United States v. Lock

Kilday, Judge

(concurring in the result) :

I concur in the result.

I agree with the result reached by my brothers. However, my conclusion is reached by a route so different from theirs that I find it necessary to state my view.

I do not agree with the Government’s contention that the accused was not denied an out-of-court hearing on volun-tariness as defense counsel indicated his desire to present evidence touching voluntariness before the court-martial; nor that the comments of counsel and the law officer, regarding an out-of-court hearing, related to the direct testimony of a Government witness, and could not reasonably be construed as depriving the accused of an opportunity to present his own evidence in camera. Neither do I agree with the conclusion reached in the majority opinion that defense counsel “abandoned his initial request.”

The colloquy quoted by my associates shows clearly that defense counsel requested an out-of-court hearing. There is no indication in the colloquy that the law officer construed the request in the narrow light contended for by the Government, nor does it support the majority’s conclusion of abandonment of the request. The law officer stated clearly that he understood defense counsel desired to examine into the question of voluntariness out of the presence of the court-martial.

A request for an out-of-court hearing should not be considered on such a restricted and technical basis. The language of the request is not to be construed in the narrow or technical manner in which a common-law indictment might be construed. In asking for an interlocutory hearing, defense counsel — for reasons of which seasoned trial lawyers are well aware- — -seemed to be following a prudent course in seeing that the existence of a pretrial statement by accused was not highlighted for the court members. It seems clear that the subsequent course of the colloquy may have been determined by the remarks of the law officer.

Upon the request being made by defense counsel, the law officer should have granted the out-of-court hearing and his failure to do so is error. United States v Young, 10 USCMA 249, 27 CMR 323; United States v Cates, 9 USCMA 480, 26 CMR 260; United States v Dicario, 8 USCMA 353, 24 CMR 163. See also United States v Cooper, 2 USCMA 333, 8 CMR 133; United States v Jones, 7 USCMA 623, 23 CMR 87. Being of the view that the failure of the law officer to hold an out-of-court hearing on the voluntariness of accused’s out-of-court statement is an error of law, I proceed with an evaluation of whether such error materially prejudiced the substantial rights of the accused. Article 59, Uniform Code of Military Justice, 10 USC § 859.

After the colloquy quoted in the majority opinion, defense counsel, in open court, proceeded to a thorough cross-examination of the agent to whom the out-of-court statement had been made. In this cross-examination defense counsel inquired into aspects of alleged coercion, unlawful influence, and undue or improper inducement. Among other items, these included questions as to alleged threats of pretrial confinement, and threats that accused must either make a statement of denial or admission, or subject himself to a lie detector test.

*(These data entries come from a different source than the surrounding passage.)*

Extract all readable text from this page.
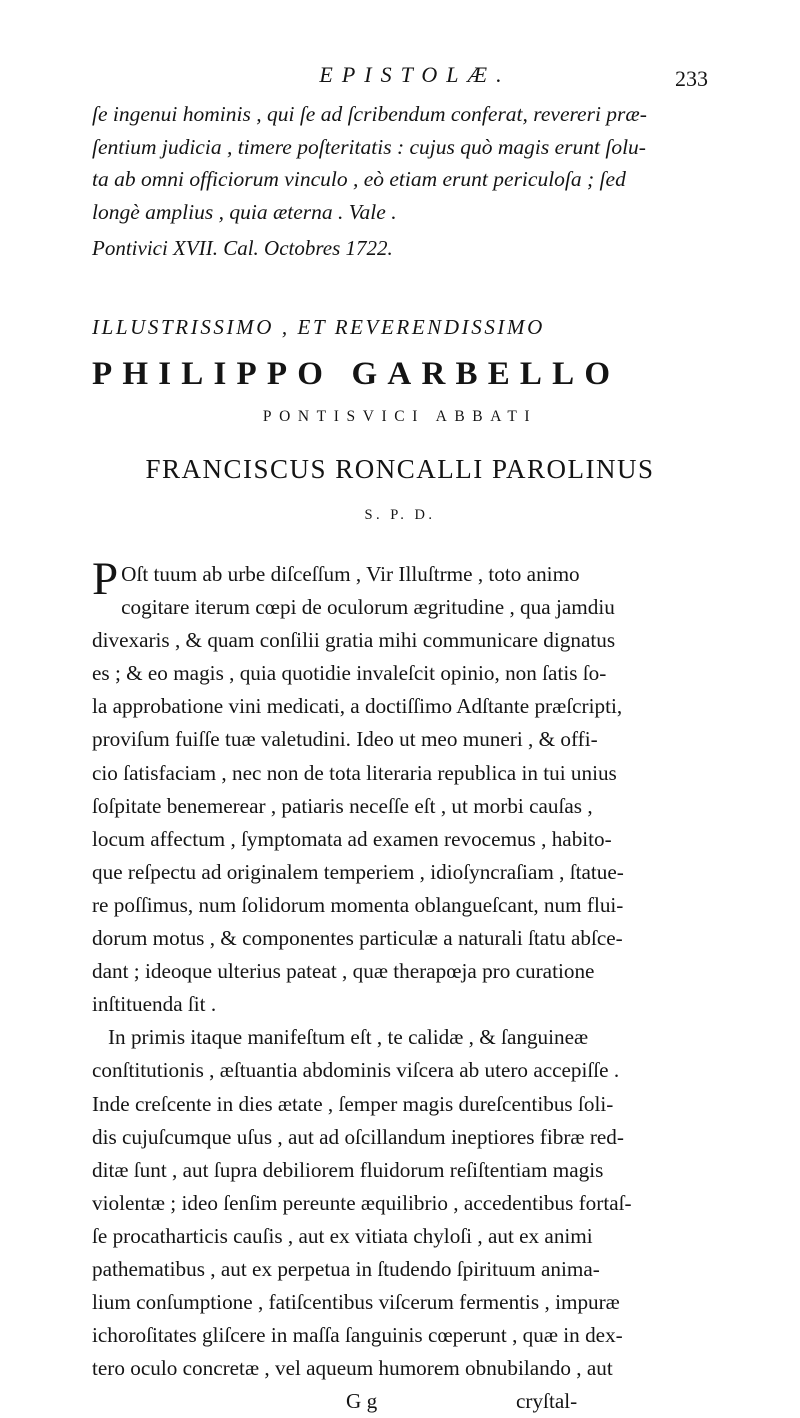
EPISTOLÆ.	233

ſe ingenui hominis , qui ſe ad ſcribendum conferat, revereri præ-

ſentium judicia , timere poſteritatis : cujus quò magis erunt ſolu-

ta ab omni officiorum vinculo , eò etiam erunt periculoſa ; ſed

longè amplius , quia æterna . Vale .

Pontivici XVII. Cal. Octobres 1722.
ILLUSTRISSIMO , ET REVERENDISSIMO
PHILIPPO GARBELLO
PONTISVICI ABBATI
FRANCISCUS RONCALLI PAROLINUS
S. P. D.
P Oſt tuum ab urbe diſceſſum , Vir Illuſtrme , toto animo
cogitare iterum cœpi de oculorum ægritudine , qua jamdiu
divexaris , & quam conſilii gratia mihi communicare dignatus
es ; & eo magis , quia quotidie invaleſcit opinio, non ſatis ſo-
la approbatione vini medicati, a doctiſſimo Adſtante præſcripti,
proviſum fuiſſe tuæ valetudini. Ideo ut meo muneri , & offi-
cio ſatisfaciam , nec non de tota literaria republica in tui unius
ſoſpitate benemerear , patiaris neceſſe eſt , ut morbi cauſas ,
locum affectum , ſymptomata ad examen revocemus , habito-
que reſpectu ad originalem temperiem , idioſyncraſiam , ſtatue-
re poſſimus, num ſolidorum momenta oblangueſcant, num flui-
dorum motus , & componentes particulæ a naturali ſtatu abſce-
dant ; ideoque ulterius pateat , quæ therapœja pro curatione
inſtituenda ſit .
In primis itaque manifeſtum eſt , te calidæ , & ſanguineæ
conſtitutionis , æſtuantia abdominis viſcera ab utero accepiſſe .
Inde creſcente in dies ætate , ſemper magis dureſcentibus ſoli-
dis cujuſcumque uſus , aut ad oſcillandum ineptiores fibræ red-
ditæ ſunt , aut ſupra debiliorem fluidorum reſiſtentiam magis
violentæ ; ideo ſenſim pereunte æquilibrio , accedentibus fortaſ-
ſe procatharticis cauſis , aut ex vitiata chyloſi , aut ex animi
pathematibus , aut ex perpetua in ſtudendo ſpirituum anima-
lium conſumptione , fatiſcentibus viſcerum fermentis , impuræ
ichoroſitates gliſcere in maſſa ſanguinis cœperunt , quæ in dex-
tero oculo concretæ , vel aqueum humorem obnubilando , aut
G g	cryſtal-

At the conclusion of the examination of the agent, the accused elected to testify to the limited extent- of the question of voluntariness of the statement. Under direct and cross-examination, accused testified at length as to all of the circumstances surrounding the giving of his statement and as to the area of duress, coercion, unlawful influence, and undue and improper inducement, including alleged threats of pretrial confinement and that accused must either make a statement of denial or admission or submit to polygraph examination. He stated that, as a result of such im-portunities and pressures, he did submit to a lie detector test and, as a result thereof, accused made his extrajudicial *617statement. The defense also produced other witnesses in connection with the inquiry into voluntariness. It should be observed that this question was fully and thoroughly developed, and sharp conflicts exist between the facts as stated by the agent and the accused. No contention is raised that additional facts could be developed on a rehearing of this issue. Cf. United States v Dicario, supra.

In view of the development of the issue at trial, as outlined above, it is to be noted that, both at the time of the admission of accused’s statement, and again in his final instructions to the court-martial, the law officer fully and correctly instructed on voluntariness.

Under those circumstances, it would appear this record presents the same question as that posed in United States v Evans, 13 USCMA 598, 33 CMR 130, this day decided. My views on the subject may be found in that opinion. In light thereof, I would hold in this case that the denial of an out-of-court hearing did not materially prejudice the substantial rights of the accused.

Further, I desire to disassociate myself from any decision of the hypothetical cases posed by my colleagues. I shall pretermit my determination thereof until such questions may hereafter be properly presented to us.

Nevertheless, and for the reasons set forth above, I conclude the certified question should be answered in the negative. I, therefore, join my brothers in reversing the decision of the board of review.